Das OLG Frankfurt am Main stützt seine Entscheidung insbesondere auf folgende Gründe:

– Es ginge vorliegend nicht darum, dass die Beklagte elf Fotos neu in Internetauktionen eingestellt hat und dadurch für jedes Foto das Urheberrecht des Klägers verletzt hat, sondern darum, dass ein bereits bestehender rechtswidriger Zustand perpetuiert wurde, weil die Beklagte eine einzige ihr zur Abstellung des rechtsverletzenden Zustandes obliegende Handlung unterlassen habe, alle streitgegenständlichen Fotos aus den Internetauktionen entfernen zu lassen. Hierzu hätte es lediglich eines einzigen Willensentschlusses bedurft, den die Beklagte aus fahrlässiger Unkenntnis der Tatsachenlage nicht getroffen hat. Im Hinblick darauf, dass hier von einer natürlichen Handlungseinheit auszugehen sei, komme es vorliegend auch nicht darauf an, ob bei interessengerechter Auslegung der Vertragsstrafenklausel mehrere Handlungen des Verletzers (wie z. B. das Einstellen mehrerer Fotos) als eine einzige Zuwiderhandlung zu betrachten wären. Der Vertragsstrafenanspruch knüpfe an eine schuldhafte Zuwiderhandlung durch die Beklagte an. Elf Vertragsstrafen wären nur dann verwirkt, wenn elf Zuwiderhandlungen vorlägen, für die es elf verschiedener Handlungsentschlüsse bedurft hätte. Die Beklagte hätte aber gerade nicht in jedem der elf Fälle einen Entschluss gefasst, die Löschung zu veranlassen oder nicht, und diese Entschlüsse sodann durch entsprechende Handlungen oder Unterlassungen umgesetzt, sondern sie hätte letztlich überhaupt keinen Entschluss gefasst. Der rechtliche Vorwurf an die Beklagte beschränke sich darauf, dass sie sich entsprechend hätte kundig machen müssen und so die Fortexistenz der beendeten Internetauktionen und deren Einsehbarkeit auch nach ihrem Abschluss hätten kennen können. Dies rechtfertige jedoch nur den Vorwurf einer einzigen Zuwiderhandlung gegen die Vertragsstrafenvereinbarung.

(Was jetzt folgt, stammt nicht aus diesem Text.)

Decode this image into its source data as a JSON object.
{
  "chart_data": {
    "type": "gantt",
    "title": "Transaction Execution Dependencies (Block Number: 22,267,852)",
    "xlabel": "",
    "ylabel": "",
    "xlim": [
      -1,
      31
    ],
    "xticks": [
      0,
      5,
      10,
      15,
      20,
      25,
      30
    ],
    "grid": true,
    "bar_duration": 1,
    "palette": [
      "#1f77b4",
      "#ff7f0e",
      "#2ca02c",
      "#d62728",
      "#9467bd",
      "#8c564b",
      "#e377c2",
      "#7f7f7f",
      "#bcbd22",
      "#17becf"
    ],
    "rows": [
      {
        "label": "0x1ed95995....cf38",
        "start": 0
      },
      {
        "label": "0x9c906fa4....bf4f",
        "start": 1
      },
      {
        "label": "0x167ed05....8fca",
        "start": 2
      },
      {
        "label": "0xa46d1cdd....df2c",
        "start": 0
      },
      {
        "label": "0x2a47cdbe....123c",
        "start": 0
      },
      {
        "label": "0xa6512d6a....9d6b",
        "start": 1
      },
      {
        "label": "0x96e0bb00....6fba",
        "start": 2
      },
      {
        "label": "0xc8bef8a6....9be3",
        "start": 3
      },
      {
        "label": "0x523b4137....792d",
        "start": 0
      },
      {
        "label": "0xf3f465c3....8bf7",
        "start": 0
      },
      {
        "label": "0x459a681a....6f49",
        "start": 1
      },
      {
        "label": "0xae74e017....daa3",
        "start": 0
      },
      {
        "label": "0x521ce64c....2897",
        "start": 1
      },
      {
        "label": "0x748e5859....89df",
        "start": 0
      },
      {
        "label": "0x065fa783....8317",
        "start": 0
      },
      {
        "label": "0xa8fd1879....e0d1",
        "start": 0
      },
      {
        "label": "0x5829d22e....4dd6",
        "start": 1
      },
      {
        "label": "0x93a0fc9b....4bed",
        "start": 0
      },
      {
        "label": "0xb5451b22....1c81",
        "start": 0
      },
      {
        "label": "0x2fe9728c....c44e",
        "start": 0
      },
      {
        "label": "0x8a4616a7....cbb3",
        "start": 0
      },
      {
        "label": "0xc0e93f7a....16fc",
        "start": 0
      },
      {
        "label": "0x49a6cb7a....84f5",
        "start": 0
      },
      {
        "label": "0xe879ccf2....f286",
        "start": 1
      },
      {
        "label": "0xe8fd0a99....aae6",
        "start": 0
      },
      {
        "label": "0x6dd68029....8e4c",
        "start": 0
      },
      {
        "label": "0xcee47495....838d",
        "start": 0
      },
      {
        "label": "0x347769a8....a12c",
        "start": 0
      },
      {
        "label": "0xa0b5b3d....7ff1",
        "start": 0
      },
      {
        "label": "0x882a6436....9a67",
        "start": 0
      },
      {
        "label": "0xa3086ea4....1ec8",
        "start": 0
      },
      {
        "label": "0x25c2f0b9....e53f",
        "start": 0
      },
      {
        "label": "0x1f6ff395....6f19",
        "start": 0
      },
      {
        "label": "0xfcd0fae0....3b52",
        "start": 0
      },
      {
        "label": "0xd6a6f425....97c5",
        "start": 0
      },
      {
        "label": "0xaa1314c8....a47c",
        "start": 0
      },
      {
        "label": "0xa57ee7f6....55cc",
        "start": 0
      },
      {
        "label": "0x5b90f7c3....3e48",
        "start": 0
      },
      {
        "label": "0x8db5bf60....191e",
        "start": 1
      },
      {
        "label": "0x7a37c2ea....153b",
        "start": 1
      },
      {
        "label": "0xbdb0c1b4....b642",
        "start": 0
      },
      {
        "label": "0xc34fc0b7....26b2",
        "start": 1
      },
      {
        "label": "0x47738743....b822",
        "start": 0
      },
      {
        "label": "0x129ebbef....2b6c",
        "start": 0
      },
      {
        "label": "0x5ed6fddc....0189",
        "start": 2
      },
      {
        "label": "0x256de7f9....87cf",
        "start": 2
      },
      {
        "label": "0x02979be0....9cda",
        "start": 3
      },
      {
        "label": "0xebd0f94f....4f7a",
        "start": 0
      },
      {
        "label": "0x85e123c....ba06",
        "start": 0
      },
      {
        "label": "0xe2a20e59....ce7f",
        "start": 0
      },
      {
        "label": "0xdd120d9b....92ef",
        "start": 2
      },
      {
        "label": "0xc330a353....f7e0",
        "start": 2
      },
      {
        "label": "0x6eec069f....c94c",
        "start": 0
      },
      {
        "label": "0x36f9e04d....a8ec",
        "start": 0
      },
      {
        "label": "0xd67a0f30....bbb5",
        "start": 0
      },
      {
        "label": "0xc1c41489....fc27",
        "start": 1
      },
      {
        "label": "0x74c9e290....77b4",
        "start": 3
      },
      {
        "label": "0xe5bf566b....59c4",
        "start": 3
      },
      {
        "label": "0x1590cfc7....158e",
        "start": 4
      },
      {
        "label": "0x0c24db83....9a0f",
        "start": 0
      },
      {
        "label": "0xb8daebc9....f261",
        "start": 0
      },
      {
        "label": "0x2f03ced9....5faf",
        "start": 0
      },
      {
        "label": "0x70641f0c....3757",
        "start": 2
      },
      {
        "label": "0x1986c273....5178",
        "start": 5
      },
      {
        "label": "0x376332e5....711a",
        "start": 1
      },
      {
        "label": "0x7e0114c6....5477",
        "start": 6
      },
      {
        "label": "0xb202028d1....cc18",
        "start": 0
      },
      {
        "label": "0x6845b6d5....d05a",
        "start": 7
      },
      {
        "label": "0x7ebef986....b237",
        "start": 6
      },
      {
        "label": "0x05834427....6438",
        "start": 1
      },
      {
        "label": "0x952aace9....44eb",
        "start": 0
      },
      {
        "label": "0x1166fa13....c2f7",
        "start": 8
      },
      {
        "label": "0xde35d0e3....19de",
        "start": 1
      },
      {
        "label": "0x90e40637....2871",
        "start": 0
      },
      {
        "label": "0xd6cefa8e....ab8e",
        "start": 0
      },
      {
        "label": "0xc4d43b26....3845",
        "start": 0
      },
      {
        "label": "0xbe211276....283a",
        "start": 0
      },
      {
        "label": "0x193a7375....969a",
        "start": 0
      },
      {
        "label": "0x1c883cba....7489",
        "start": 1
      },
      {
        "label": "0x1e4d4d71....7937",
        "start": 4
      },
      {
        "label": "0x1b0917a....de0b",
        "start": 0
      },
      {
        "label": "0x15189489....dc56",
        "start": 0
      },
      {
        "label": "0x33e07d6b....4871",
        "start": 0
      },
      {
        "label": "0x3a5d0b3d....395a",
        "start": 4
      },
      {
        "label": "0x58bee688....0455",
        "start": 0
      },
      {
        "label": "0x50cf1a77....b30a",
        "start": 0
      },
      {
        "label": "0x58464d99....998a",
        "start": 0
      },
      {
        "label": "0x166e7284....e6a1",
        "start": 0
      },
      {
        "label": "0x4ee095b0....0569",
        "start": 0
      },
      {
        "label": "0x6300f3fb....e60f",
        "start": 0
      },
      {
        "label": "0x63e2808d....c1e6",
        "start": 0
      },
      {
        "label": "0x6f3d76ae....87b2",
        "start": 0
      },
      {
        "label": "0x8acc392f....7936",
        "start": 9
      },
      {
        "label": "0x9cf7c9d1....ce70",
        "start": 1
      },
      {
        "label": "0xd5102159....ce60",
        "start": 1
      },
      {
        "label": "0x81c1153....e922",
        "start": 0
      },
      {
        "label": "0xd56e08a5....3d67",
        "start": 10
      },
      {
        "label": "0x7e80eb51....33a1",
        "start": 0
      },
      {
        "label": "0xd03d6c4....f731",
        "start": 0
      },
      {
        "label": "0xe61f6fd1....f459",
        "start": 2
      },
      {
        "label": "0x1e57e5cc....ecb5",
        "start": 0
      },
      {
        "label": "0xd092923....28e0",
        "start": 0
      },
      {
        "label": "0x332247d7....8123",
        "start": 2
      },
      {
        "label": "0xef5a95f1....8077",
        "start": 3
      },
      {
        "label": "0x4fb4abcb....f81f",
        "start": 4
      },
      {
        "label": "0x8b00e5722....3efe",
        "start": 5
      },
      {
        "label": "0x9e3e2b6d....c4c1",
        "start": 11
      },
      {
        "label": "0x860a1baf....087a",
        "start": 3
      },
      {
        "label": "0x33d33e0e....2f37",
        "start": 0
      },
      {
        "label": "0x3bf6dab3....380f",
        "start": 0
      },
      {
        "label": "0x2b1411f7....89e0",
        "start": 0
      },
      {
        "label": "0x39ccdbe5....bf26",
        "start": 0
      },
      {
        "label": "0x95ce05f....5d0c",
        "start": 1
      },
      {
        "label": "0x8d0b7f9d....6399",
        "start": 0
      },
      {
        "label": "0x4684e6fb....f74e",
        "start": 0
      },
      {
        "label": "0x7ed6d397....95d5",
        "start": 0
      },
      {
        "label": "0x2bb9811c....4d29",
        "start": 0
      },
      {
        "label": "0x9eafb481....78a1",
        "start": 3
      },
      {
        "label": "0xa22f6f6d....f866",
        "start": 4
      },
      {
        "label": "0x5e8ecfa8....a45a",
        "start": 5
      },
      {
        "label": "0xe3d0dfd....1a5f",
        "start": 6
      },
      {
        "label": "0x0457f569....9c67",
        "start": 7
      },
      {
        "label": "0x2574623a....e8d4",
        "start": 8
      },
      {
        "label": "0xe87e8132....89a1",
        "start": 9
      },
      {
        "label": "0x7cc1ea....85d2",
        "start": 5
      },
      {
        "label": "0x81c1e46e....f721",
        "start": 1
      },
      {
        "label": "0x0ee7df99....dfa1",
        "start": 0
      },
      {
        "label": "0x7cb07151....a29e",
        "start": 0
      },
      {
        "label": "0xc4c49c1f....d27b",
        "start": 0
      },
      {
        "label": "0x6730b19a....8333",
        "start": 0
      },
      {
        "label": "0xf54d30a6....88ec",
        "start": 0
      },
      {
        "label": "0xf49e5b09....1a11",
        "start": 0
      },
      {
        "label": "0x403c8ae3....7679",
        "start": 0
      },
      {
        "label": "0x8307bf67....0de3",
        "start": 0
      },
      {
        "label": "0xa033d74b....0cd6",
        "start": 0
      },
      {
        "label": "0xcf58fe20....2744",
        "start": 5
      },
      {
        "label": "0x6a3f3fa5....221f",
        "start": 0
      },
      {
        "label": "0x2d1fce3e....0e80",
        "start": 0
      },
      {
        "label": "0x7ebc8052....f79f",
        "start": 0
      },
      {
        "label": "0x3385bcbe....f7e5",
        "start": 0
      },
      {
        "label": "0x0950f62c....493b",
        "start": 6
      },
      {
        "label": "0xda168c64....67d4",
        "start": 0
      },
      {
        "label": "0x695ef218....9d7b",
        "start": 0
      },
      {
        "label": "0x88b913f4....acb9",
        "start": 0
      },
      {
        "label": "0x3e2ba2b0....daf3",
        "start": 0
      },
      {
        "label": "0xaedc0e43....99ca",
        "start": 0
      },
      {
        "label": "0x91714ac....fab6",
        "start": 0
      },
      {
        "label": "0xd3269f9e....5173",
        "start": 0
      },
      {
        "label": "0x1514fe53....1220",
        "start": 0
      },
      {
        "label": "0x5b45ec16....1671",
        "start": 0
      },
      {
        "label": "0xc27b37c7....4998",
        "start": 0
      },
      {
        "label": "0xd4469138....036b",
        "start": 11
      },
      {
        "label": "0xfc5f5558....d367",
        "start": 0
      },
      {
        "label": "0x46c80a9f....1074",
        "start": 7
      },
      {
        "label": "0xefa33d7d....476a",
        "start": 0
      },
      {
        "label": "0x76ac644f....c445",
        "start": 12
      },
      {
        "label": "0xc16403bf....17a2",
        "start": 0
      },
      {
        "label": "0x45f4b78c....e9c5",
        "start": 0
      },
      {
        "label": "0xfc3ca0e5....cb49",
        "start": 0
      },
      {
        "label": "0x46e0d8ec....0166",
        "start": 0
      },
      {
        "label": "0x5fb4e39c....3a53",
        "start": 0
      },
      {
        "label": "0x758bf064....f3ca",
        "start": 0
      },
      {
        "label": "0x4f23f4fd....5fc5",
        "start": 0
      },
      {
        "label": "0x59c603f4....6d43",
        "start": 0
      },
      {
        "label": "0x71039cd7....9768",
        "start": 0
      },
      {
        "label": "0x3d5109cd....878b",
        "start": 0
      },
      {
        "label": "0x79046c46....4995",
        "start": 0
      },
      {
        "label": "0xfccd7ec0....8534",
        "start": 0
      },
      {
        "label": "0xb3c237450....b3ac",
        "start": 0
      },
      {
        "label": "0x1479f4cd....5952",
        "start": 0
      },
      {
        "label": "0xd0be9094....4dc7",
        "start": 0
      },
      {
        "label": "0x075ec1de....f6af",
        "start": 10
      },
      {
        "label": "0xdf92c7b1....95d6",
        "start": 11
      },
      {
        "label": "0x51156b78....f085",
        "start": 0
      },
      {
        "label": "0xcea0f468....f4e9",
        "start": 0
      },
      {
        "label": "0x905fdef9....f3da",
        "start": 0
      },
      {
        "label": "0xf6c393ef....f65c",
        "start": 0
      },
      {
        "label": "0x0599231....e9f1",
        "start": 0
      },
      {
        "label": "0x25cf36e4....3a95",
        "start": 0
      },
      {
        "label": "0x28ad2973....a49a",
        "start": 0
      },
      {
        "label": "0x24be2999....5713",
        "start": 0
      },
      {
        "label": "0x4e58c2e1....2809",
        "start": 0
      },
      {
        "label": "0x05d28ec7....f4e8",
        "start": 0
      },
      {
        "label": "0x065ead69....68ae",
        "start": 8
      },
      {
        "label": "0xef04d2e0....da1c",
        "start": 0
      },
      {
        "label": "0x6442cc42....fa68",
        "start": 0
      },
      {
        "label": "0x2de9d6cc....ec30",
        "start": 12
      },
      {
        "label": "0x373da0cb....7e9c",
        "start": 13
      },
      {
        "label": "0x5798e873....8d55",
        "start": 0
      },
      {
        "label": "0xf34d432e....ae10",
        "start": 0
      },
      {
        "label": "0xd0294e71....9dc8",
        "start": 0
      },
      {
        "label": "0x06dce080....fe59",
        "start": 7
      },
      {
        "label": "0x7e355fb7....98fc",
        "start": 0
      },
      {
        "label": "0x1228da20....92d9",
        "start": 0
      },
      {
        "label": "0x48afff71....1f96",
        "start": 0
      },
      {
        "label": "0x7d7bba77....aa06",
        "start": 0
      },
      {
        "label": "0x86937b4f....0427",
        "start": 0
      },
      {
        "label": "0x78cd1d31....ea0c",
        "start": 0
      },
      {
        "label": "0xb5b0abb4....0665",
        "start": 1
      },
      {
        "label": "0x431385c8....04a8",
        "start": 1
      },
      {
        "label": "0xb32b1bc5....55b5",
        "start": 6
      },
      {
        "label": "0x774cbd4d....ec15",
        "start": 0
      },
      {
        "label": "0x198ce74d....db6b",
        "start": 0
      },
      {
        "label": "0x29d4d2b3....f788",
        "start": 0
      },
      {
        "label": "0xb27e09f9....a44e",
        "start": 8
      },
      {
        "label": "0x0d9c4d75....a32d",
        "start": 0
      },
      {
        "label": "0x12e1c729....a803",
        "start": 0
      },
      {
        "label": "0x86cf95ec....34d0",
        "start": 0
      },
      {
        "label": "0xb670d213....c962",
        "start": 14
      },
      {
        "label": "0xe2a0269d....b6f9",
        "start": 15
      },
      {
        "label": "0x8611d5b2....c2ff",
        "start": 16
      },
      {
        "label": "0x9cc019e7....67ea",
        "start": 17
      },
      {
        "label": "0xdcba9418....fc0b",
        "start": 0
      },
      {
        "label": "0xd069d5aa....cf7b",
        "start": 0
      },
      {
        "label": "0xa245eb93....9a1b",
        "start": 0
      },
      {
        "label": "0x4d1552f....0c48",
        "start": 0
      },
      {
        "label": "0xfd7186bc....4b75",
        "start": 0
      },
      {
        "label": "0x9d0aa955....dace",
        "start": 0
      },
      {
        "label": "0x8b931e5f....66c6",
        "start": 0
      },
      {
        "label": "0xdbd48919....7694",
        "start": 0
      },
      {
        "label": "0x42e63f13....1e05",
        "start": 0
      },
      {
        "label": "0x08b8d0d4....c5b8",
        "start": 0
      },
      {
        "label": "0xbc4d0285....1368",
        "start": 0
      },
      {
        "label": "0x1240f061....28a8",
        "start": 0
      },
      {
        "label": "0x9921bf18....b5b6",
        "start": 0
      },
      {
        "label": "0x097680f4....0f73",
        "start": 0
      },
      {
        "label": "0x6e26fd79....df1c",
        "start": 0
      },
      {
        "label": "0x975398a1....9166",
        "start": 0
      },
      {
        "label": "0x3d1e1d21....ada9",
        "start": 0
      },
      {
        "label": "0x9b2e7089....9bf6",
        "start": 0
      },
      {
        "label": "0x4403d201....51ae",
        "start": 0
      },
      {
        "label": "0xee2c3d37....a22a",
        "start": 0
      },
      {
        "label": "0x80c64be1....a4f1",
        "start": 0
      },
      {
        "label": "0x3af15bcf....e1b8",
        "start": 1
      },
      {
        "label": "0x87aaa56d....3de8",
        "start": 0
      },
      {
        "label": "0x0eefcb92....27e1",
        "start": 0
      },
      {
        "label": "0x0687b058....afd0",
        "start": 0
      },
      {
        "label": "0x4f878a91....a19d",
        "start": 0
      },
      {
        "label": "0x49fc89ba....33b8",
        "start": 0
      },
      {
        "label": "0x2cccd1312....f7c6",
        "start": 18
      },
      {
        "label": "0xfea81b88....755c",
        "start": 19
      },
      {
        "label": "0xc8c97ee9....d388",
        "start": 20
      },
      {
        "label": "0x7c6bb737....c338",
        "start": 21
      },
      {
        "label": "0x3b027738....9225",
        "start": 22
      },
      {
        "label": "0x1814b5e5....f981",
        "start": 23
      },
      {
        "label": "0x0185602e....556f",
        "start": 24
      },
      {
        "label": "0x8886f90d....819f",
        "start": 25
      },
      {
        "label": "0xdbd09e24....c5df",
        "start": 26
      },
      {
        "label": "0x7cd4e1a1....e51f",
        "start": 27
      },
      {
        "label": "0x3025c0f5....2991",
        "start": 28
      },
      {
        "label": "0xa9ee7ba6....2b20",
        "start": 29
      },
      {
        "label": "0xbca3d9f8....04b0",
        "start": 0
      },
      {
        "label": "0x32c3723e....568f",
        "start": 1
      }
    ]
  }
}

– Das OLG Frankfurt musste dann auch noch die rechtlich umstrittene Frage entscheiden, welche Partei die Kosten der infolge des Zurückweisungsbeschlusses nach § 522 Abs. 2 ZPO unwirksam gewordenen Anschlussberufung (siehe § 524 Abs. 4 ZPO) zu zahlen hat. Das OLG Frankfurt am Main schloss sich der auch von anderen Senaten des OLG Frankfurt am Main vertretenen Auffassung an, wonach grundsätzlich der Berufungskläger in vollem Umfang die Kosten der Anschlussberufung zu tragen hatweil nur dadurch Widersprüche bei der praktischen Handhabung des Beschlussverfahrens gem. § 522 Abs. 2 ZPO vermieden werden könnten. Denn nach ständiger Rechtsprechung des Bundesgerichtshofs seien einem Berufungskläger die Kosten einer zulässig erhobenen Anschlussberufung aufzuerlegen, wenn diese nach § 524 Abs. 4 ZPO durch eine Rücknahme der Berufung gem. § 516 ZPO wirkungslos geworden ist. Diese Kostenregelung gelte nach der BGH-Rechtsprechung auch dann, wenn die Berufung nach einem Hinweis gemäß § 522 Abs. 2 ZPO zurückgenommen wird. Würde man in den Fällen, in denen der Berufungskläger auf einen Hinweis nach § 522 Abs. 2 ZPO die Berufung nicht zurücknimmt, sondern ein Zurückweisungsbeschluss ergeht, den Berufungskläger generell von den Kosten der Anschlussberufung freistellen, dann wäre nach Auffassung des OLG Frankfurt am Main die vom Gesetzgeber gewollte kostenmäßige Privilegierung einer Berufungsrücknahme (durch Ermäßigung der Gerichtsgebühren) und der damit verbundene Zweck einer Entlastung der Gerichte konterkariert. Denn bei einem entsprechend hohen anteiligen Wert der Anschlussberufung wäre derjenige kostenmäßig privilegiert, der entgegen dieser Intention des Gesetzgebers trotz fehlender Erfolgsaussicht an seinem Rechtsmittel festhält. Das OLG Frankfurt am Main deutet dann am Ende seiner Entscheidung an, dass in Fällen einer rechtsmissbräuchlichen Einlegung des Anschlussrechtsmittels möglicherweise anders zu entscheiden wäre.